Getting Rid of Ourselves, Catalogue Essay
Reckitt, Helena. 2014. Getting Rid of Ourselves, Catalogue Essay. [Exhibition Catalogue]
Official URL: https://www2.ocadu.ca/event/getting-rid-of-ourselv...
Abstract or Description
Written to accompany the exhibition and public events programme ‘Getting Rid of Ourselves’ (OCAD U Onsite Gallery, Toronto, July 16 2014 - October 11 2014), the catalogue essay explored the aesthetic and political possibilities of obscuring, delegating, withdrawing or complicating the conventional signs of authorship and artistic subjectivity. It focuses on the practices of artists included in the exhibition: Becky Beasley, Adrian Blackwell, Heath Bunting, Jesse Darling, Kajsa Dahlberg, Claire Fontaine, Goldin + Senneby, Janez Janša Janez Janša Janez Janša, and Kernel.
The essay highlights artistic practices that complicate, contest and/or evade conventional markers of authorship as well as entrenched associations between art, self-expression and authenticity. Focusing on artworks in the exhibition, it discusses artistic tactics of anonymity, collectivity, shared authorship, appropriated identities, delegated production, and financial speculation. It details the various conceptual strategies adopted by exhibited artists. These range from mimicking anonymous state and corporate behaviour to surrendering artistic egos and agencies, staging porous relationships with other artists and their works and removing signs of manual and/or affective labour altogether.
Reckitt also considers how her role as a curator can be decentered, destabilized, and made more visible. She discusses how the exhibition blurred certain curatorial and artistic gestures and roles in an effort to perform some of the conditions that the exhibition explored on the level of content.

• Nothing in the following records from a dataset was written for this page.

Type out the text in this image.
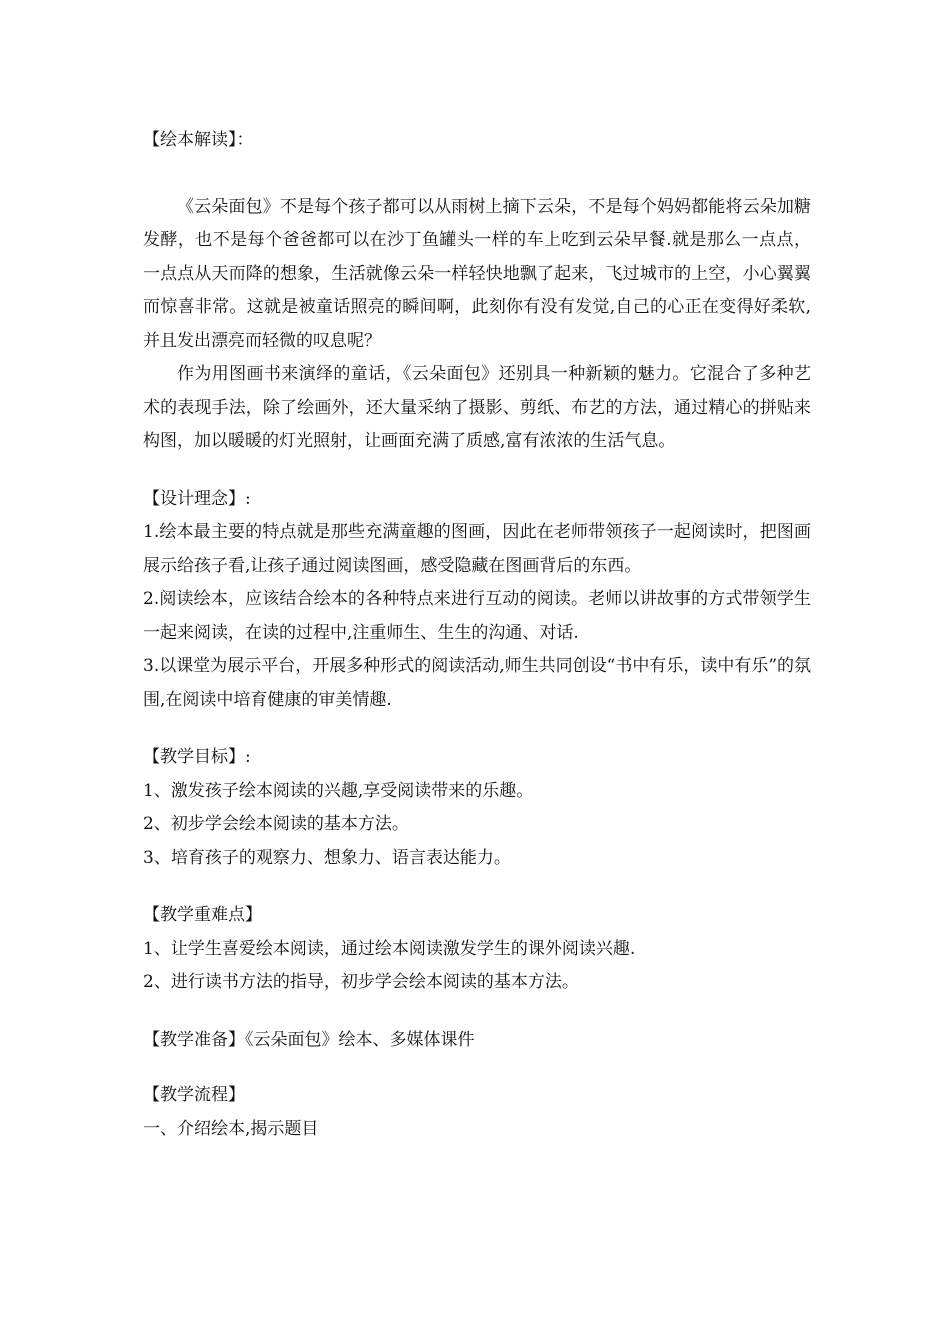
【绘本解读】：
《云朵面包》不是每个孩子都可以从雨树上摘下云朵，不是每个妈妈都能将云朵加糖发酵，也不是每个爸爸都可以在沙丁鱼罐头一样的车上吃到云朵早餐.就是那么一点点，一点点从天而降的想象，生活就像云朵一样轻快地飘了起来，飞过城市的上空，小心翼翼而惊喜非常。这就是被童话照亮的瞬间啊，此刻你有没有发觉,自己的心正在变得好柔软,并且发出漂亮而轻微的叹息呢？
作为用图画书来演绎的童话，《云朵面包》还别具一种新颖的魅力。它混合了多种艺术的表现手法，除了绘画外，还大量采纳了摄影、剪纸、布艺的方法，通过精心的拼贴来构图，加以暖暖的灯光照射，让画面充满了质感,富有浓浓的生活气息。
【设计理念】:
1.绘本最主要的特点就是那些充满童趣的图画，因此在老师带领孩子一起阅读时，把图画展示给孩子看,让孩子通过阅读图画，感受隐藏在图画背后的东西。
2.阅读绘本，应该结合绘本的各种特点来进行互动的阅读。老师以讲故事的方式带领学生一起来阅读，在读的过程中,注重师生、生生的沟通、对话.
3.以课堂为展示平台，开展多种形式的阅读活动,师生共同创设“书中有乐，读中有乐”的氛围,在阅读中培育健康的审美情趣.
【教学目标】:
1、激发孩子绘本阅读的兴趣,享受阅读带来的乐趣。
2、初步学会绘本阅读的基本方法。
3、培育孩子的观察力、想象力、语言表达能力。
【教学重难点】
1、让学生喜爱绘本阅读，通过绘本阅读激发学生的课外阅读兴趣.
2、进行读书方法的指导，初步学会绘本阅读的基本方法。
【教学准备】《云朵面包》绘本、多媒体课件
【教学流程】
一、介绍绘本,揭示题目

Drawing on Franco “Bifo” Berardi’s account of “the soul at work,” Reckitt notes how work has seeped into every aspect of our lives. She details how cultural sector labourers are required to invest all their creative, communicative and social faculties in work, and highlights how prosumerist social media operations exacerbate the appropriation of subjective resources. She explores the concept of “human strike,” which was formulated by the “readymade branded artist” Claire Fontaine. Calling for the adoption of forms of behaviour that resist stereotypical roles and expectations, human strike creates a movement of simultaneous “desubjectivisation and resubjectivisation” which enables the emergence of new, less certain and unstable forms of political subjectivity.